Bruxelles, 13/09/2013 (Agence Europe) - « Offusquée » par les rapports faisant état de la mort, à la suite de graves blessures dont une hémorragie interne, d'une fillette yéménite de 8 ans lors de sa nuit de noce, la Haute représentante, Catherine Ashton, a exhorté les autorités du Yémen à enquêter « sans délai » sur cette affaire et à poursuivre les responsables de ce crime.

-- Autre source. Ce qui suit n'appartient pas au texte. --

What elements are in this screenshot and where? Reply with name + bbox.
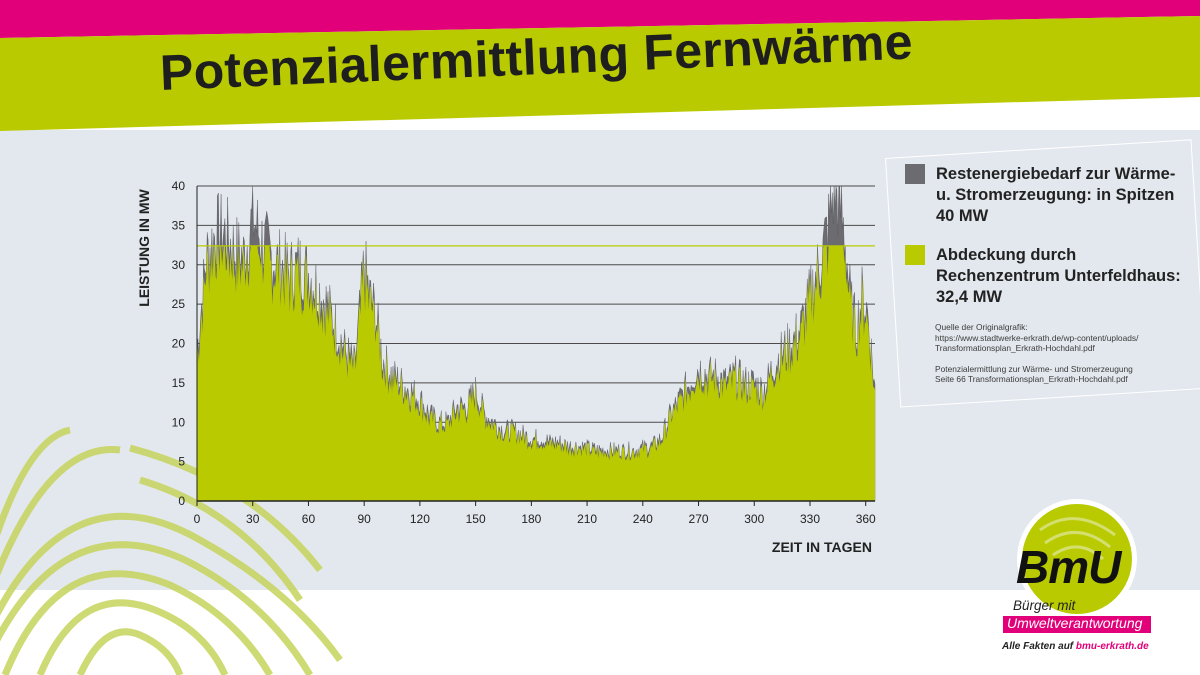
bmu-logo-graphic [1017, 499, 1137, 619]
axes: 0 5 10 15 20 25 30 35 40 0 30 60 90 120 150 180 210 240 27… [136, 179, 876, 555]
y-axis-label: LEISTUNG IN MW [136, 188, 152, 306]
source-note: Quelle der Originalgrafik: https://www.s… [935, 322, 1190, 385]
y-tick-label: 40 [172, 179, 186, 193]
title-banner [0, 16, 1200, 131]
chart-areas [196, 185, 876, 502]
x-tick-label: 150 [466, 512, 486, 526]
source-line: Transformationsplan_Erkrath-Hochdahl.pdf [935, 343, 1095, 353]
footer-prefix: Alle Fakten auf [1002, 641, 1076, 652]
logo-subtitle: Bürger mit [1013, 598, 1076, 613]
logo-wordmark: BmU [1016, 541, 1121, 593]
y-tick-label: 30 [172, 258, 186, 272]
y-tick-label: 5 [178, 455, 185, 469]
x-tick-label: 60 [302, 512, 316, 526]
legend-swatch-green [905, 245, 925, 265]
legend-item-residual: Restenergiebedarf zur Wärme- u. Stromerz… [905, 164, 1186, 227]
x-tick-label: 90 [357, 512, 371, 526]
x-tick-label: 270 [689, 512, 709, 526]
source-line [935, 354, 1190, 364]
legend-swatch-gray [905, 164, 925, 184]
x-tick-label: 120 [410, 512, 430, 526]
top-accent-strip [0, 0, 1200, 38]
y-tick-label: 35 [172, 218, 186, 232]
legend-label: Restenergiebedarf zur Wärme- u. Stromerz… [936, 165, 1176, 225]
source-line: https://www.stadtwerke-erkrath.de/wp-con… [935, 332, 1139, 343]
source-line: Quelle der Originalgrafik: [935, 322, 1028, 332]
x-tick-label: 330 [800, 512, 820, 526]
x-tick-label: 180 [521, 512, 541, 526]
y-tick-label: 25 [172, 297, 186, 311]
y-tick-label: 20 [172, 337, 186, 351]
y-tick-label: 0 [178, 494, 185, 508]
footer-link-line: Alle Fakten auf bmu-erkrath.de [1002, 641, 1149, 652]
legend-item-datacenter: Abdeckung durch Rechenzentrum Unterfeldh… [905, 245, 1186, 308]
y-tick-label: 15 [172, 376, 186, 390]
legend-label: Abdeckung durch Rechenzentrum Unterfeldh… [936, 246, 1181, 306]
x-tick-label: 240 [633, 512, 653, 526]
x-tick-label: 360 [856, 512, 876, 526]
x-tick-label: 30 [246, 512, 260, 526]
logo-tagline: Umweltverantwortung [1007, 615, 1143, 631]
x-tick-label: 0 [194, 512, 201, 526]
footer-website-link[interactable]: bmu-erkrath.de [1075, 641, 1149, 652]
source-line: Potenzialermittlung zur Wärme- und Strom… [935, 363, 1133, 374]
y-tick-label: 10 [172, 415, 186, 429]
source-line: Seite 66 Transformationsplan_Erkrath-Hoc… [935, 374, 1128, 384]
x-tick-label: 210 [577, 512, 597, 526]
datacenter-coverage-area [197, 245, 875, 501]
x-axis-label: ZEIT IN TAGEN [772, 539, 872, 555]
logo-tagline-background [1003, 616, 1151, 633]
x-tick-label: 300 [744, 512, 764, 526]
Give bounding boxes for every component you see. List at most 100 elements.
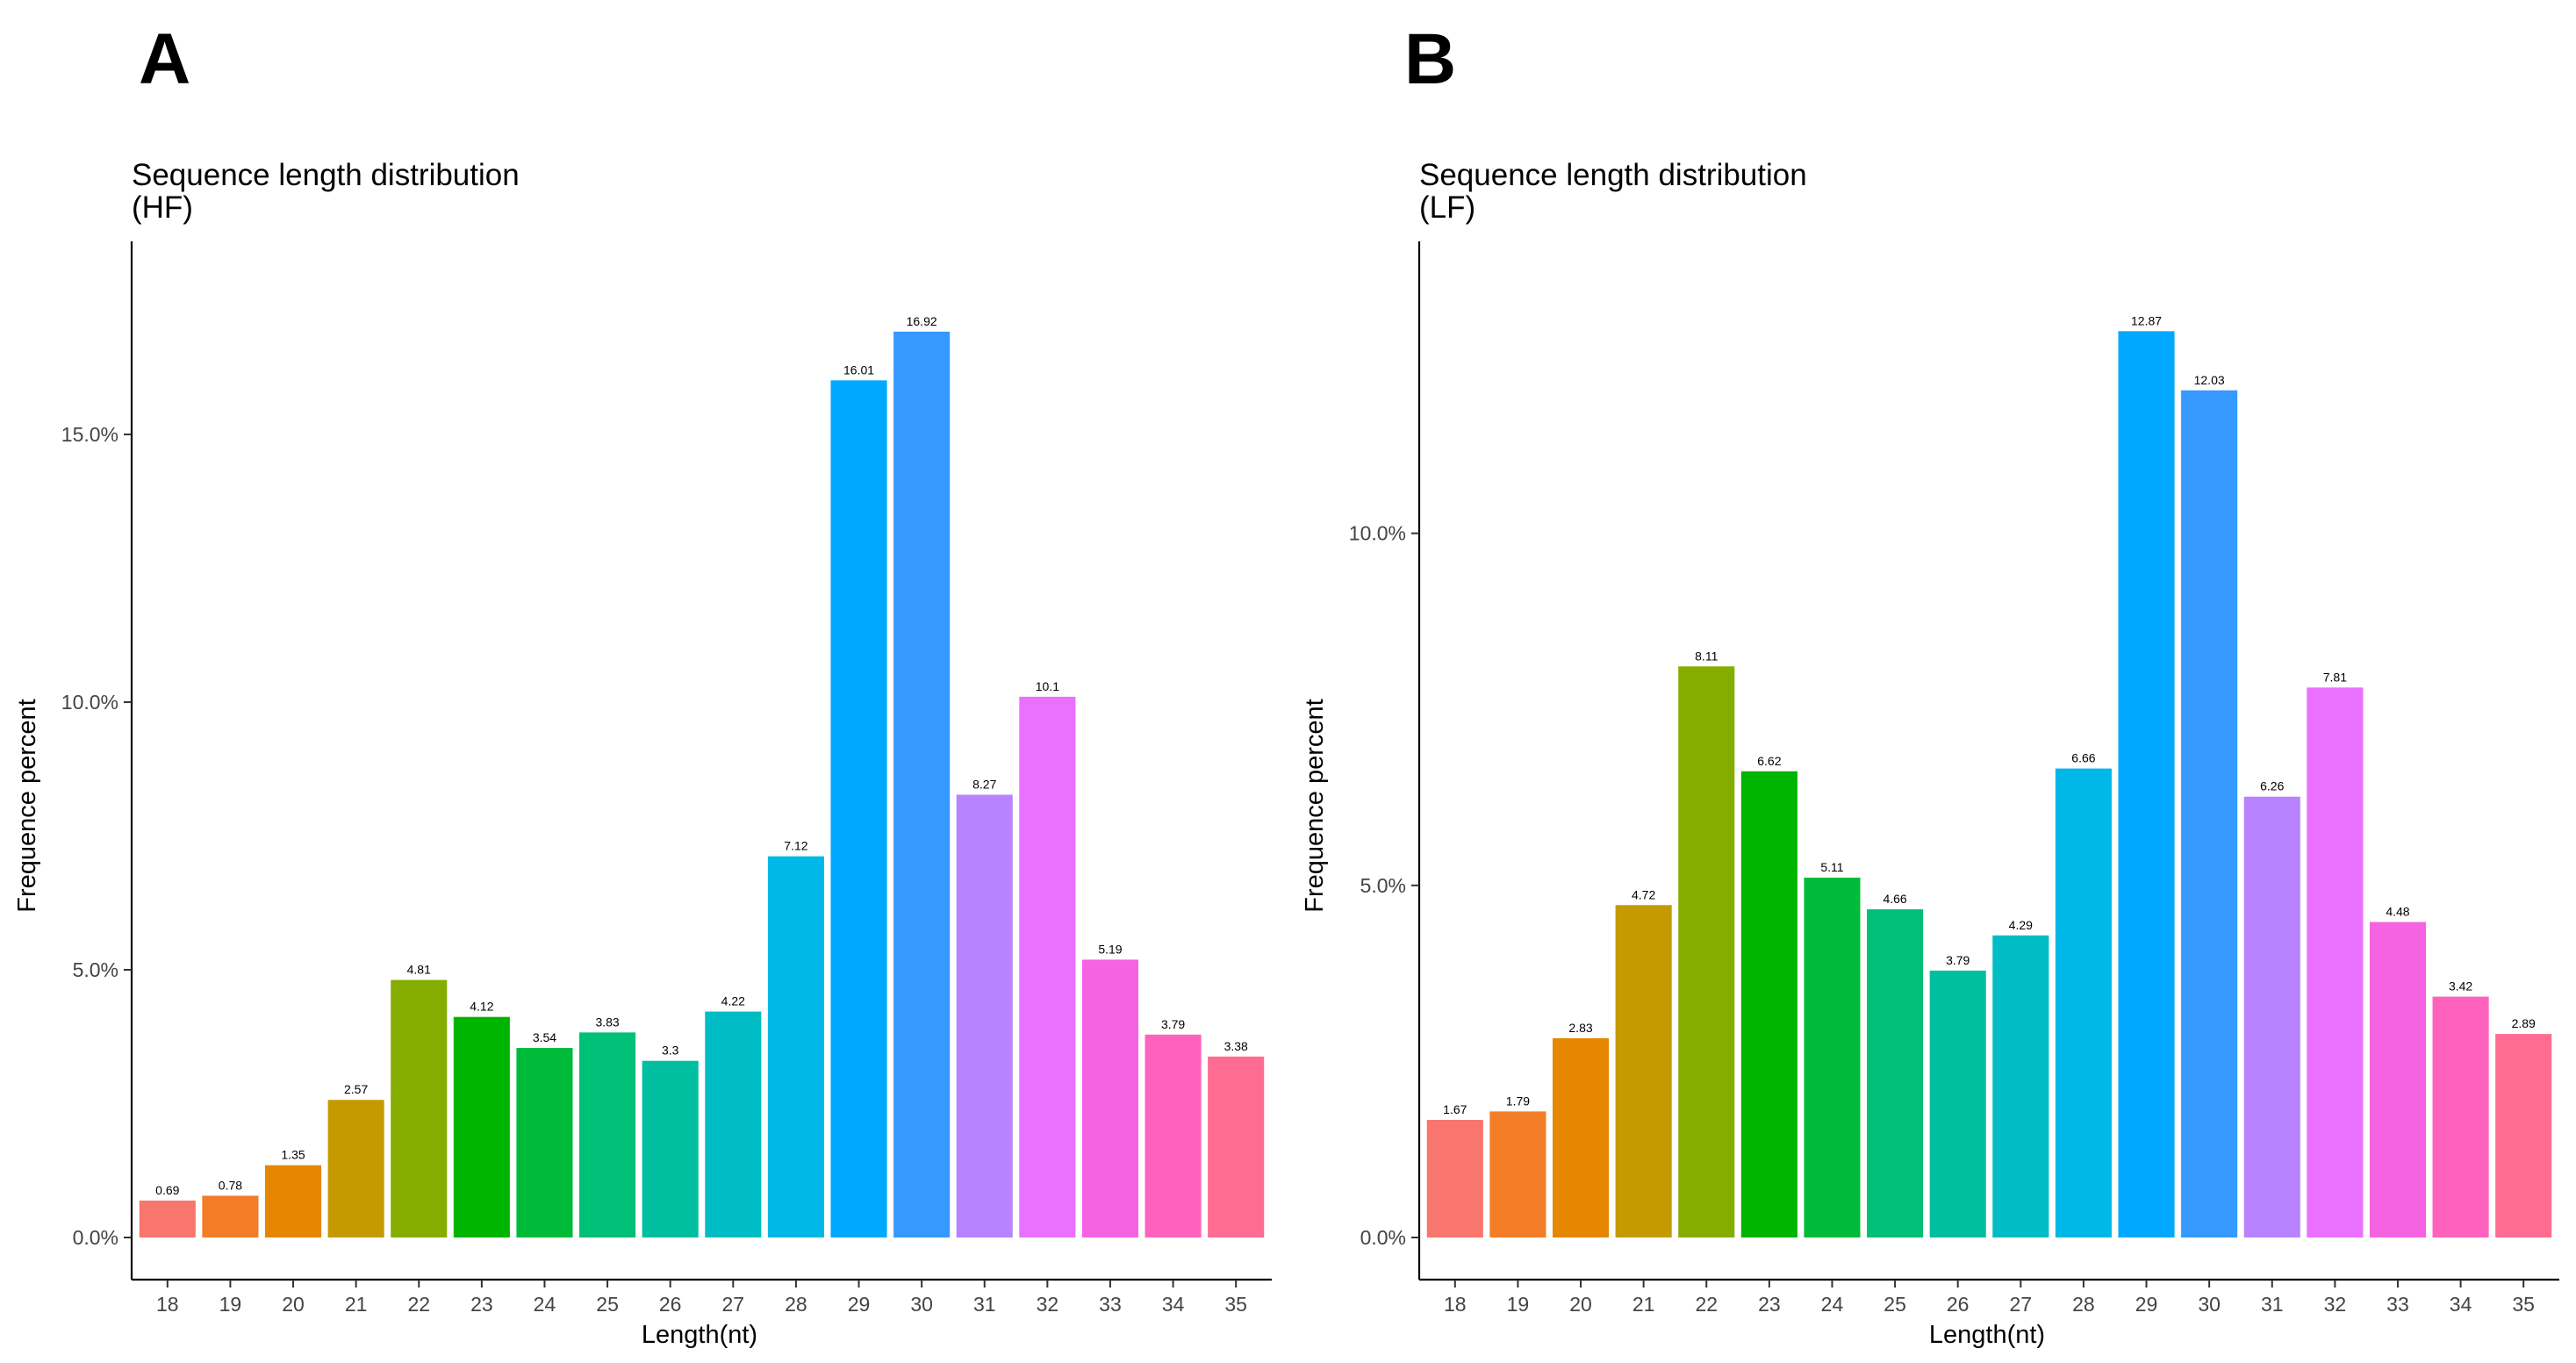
bar-a-24 bbox=[516, 1048, 573, 1237]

Ce faisant, Mme Ashton a demandé au gouvernement yéménite de rétablir « immédiatement » une législation fixant un âge minimum pour le mariage, en conformité avec les normes internationales, pour interdire de tels abus d'enfants. Elle a aussi demandé aux autorités de se conformer à leurs obligations en vertu du droit international, y compris les Conventions des Nations unies protégeant les droits de l'enfant, auxquelles le Yémen est partie. « Il incombe aux autorités yéménites de mettre en place un cadre législatif pour contrer les pratiques qui constituent des violations manifestes des droits humains fondamentaux et qui pourraient donner lieu à des crimes horribles », a expliqué Mme Ashton. Et d'ajouter qu'« une telle démarche (était) nécessaire pour assurer la cohérence avec les efforts déployés par le Yémen pour faire des progrès sur la voie des réformes, la modernisation et la protection des droits de l'homme. »
Une fillette yéménite de 8 ans serait décédée au lendemain de sa nuit de noces des suites de blessures subies lors de relations sexuelles avec son mari quadragénaire originaire d'Arabie Saoudite à qui elle aurait été vendue, selon le quotidien koweitien Al Watan. Les autorités locales ont démenti l'information. (CG)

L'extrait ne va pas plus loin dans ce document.